Ruth Theresa Jenkins Curley

1915 - 1998

My Parents

Written 1982

 

 

William Howard Jenkins, oldest son of Squire W. L. Jenkins of Pickens, South Carolina, came to King's Mountain, N. C. (the hometown of Alice Barber) with a traveling baseball team and stayed to "make his fortune in the gold mine", living at a boarding house operated by Mrs. Sarah C. Barrett, whose daughter Maggie was a friend of my mother's. While researching as to when he came to K. M., I found that my Uncle Doc also lived at this boarding house and later married one of Mother's sisters, my Aunt Lela Houser. Maggie Barrett later married Meek McCarter of York County, his second wife.

There my parents met, fell in love and wanted to be married. The idea of marriage to this handsome "adventurer" was not to my grandfather Barber's liking, as Alice had a very well-to-do suitor at the time, and had already turned down a very suitable marriage before she was fifteen. After the marriage license was taken out, there was a family row, Howard got very drunk, and Grandfather Barber said an understandable "NO." Two months later the marriage took place at her home, on the corner of Piedmont and Parker Streets.
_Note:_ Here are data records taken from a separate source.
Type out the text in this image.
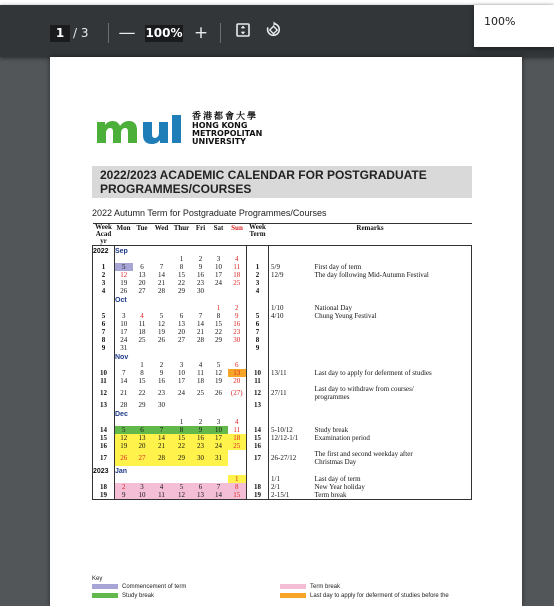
1 / 3 — 100% +
100%
香港都會大學
HONG KONG
METROPOLITAN
UNIVERSITY
2022/2023 ACADEMIC CALENDAR FOR POSTGRADUATE
PROGRAMMES/COURSES
2022 Autumn Term for Postgraduate Programmes/Courses
Week Acad yr	Mon	Tue	Wed	Thur	Fri	Sat	Sun	Week Term	Remarks	
2022	Sep									
				1	2	3	4			
1	5	6	7	8	9	10	11	1	5/9	First day of term
2	12	13	14	15	16	17	18	2	12/9	The day following Mid-Autumn Festival
3	19	20	21	22	23	24	25	3		
4	26	27	28	29	30			4		
	Oct									
						1	2		1/10	National Day
5	3	4	5	6	7	8	9	5	4/10	Chung Yeung Festival
6	10	11	12	13	14	15	16	6		
7	17	18	19	20	21	22	23	7		
8	24	25	26	27	28	29	30	8		
9	31							9		
	Nov									
		1	2	3	4	5	6			
10	7	8	9	10	11	12	13	10	13/11	Last day to apply for deferment of studies
11	14	15	16	17	18	19	20	11		
12	21	22	23	24	25	26	(27)	12	27/11	Last day to withdraw from courses/
programmes

13	28	29	30					13		
	Dec									
				1	2	3	4			
14	5	6	7	8	9	10	11	14	5-10/12	Study break
15	12	13	14	15	16	17	18	15	12/12-1/1	Examination period
16	19	20	21	22	23	24	25	16		
17	26	27	28	29	30	31		17	26-27/12	The first and second weekday after
Christmas Day

2023	Jan									
							1		1/1	Last day of term
18	2	3	4	5	6	7	8	18	2/1	New Year holiday
19	9	10	11	12	13	14	15	19	2-15/1	Term break
Key
Commencement of term
Study break
Term break
Last day to apply for deferment of studies before the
Howard and Alice had nine children; Vera, Nettie, Ida (died infancy); William, Floyd, Tom, me, and two children who also died infants, named Lucile and Doris Catherine. I remember when Doris Catherine died of typhoid fever. I overheard Dr. Anthony telling my parents that each one of us would have to be inoculated, and seeing the needle he was going to use, I ran away. I went to several homes of cousins, and when I told them my story, they told me to go back home immediately. I was at the Waco bridge when found, and was brought back. I was so upset it took several men to hold me when he put the needle in my backside, and my Aunt Lela was the only one who had a kind word for me during that time. Naturally my parents were too busy with the death of a baby to notice one little "brat". The first four children were born Rutherford County, and Pickens County, S. C. and the others were born at 103 Parker Street, King's Mountain - where we all grew up and lived until each of us left home. We were without much money, but I can never remember having gone hungry, being without clothes, or any of the necessities of life.

Mamma used to say to us "There is no disgrace in being poor. You are as much 'quality' as anybody in this town, both from my side and from your father's, so walk tall, hold your head high, and don't be ashamed of being poor." So I walked tall, held my head high, and dreamed I was a princess in disguise! We were surrounded by other Jenkins families who all seemed to be related to each other, but not to us. This fascinated me and I kept wondering what Jenkins family my father belonged to - and this question is perhaps the reason for my interest in genealogy in the beginning. I have now traced his family back to 1772, Fairfax County, Virginia... and I may stop or I may go on - haven't decided.